Snow taught this course last year and considers it an enriching experience.
Putman said she admires how Snow is encouraging young women to never feel restricted in their academic pursuits, despite living in a society that discourages their success.
“She encourages young women in such a professional and admirable manner, fueled by logic and fact,” said Putman.
“Mom first.”
Snow said the most significant thing she has done is experiencing the process of bringing a human into the world. Snow met her husband at Case Western Reserve in 1987 and both were highly focused on careers in science and medicine.

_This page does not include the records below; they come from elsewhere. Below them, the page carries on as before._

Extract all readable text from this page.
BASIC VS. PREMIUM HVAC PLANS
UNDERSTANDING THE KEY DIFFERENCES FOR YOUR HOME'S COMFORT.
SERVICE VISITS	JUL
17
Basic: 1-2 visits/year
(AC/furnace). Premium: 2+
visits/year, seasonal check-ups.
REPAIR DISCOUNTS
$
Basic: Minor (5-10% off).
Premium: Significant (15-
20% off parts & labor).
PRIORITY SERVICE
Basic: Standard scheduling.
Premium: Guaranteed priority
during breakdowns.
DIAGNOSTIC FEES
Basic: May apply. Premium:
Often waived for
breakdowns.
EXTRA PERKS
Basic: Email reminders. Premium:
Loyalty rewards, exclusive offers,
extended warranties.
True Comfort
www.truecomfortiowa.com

“Then something happened and all the sudden children became part of being in love,” Snow said. “My two sons are my most successful neuroscience experiment to date. ”
After her first son, Connor, was born, Snow returned to work and looked around the lab. “It just paled in comparison to my love and appreciation for this human being,” she said. “It wasn’t that my science wasn’t important anymore it just really added perspective to my life.”
“We are a mobile family now,” said Snow. Connor, 21, is a recent graduate of the University of Kentucky with degrees in Music (percussion) and German. Aidan, 17, is a freshman at UK studying computer science. Her husband is a urologist doing locum tenens (a person who works temporarily in the place of another) across the nation.
“Our boys never know where we are on any given day. We use social media in a big way to keep connected,” Snow said.
Someday, Snow and her family hope to end up back at their home in rural Lexington.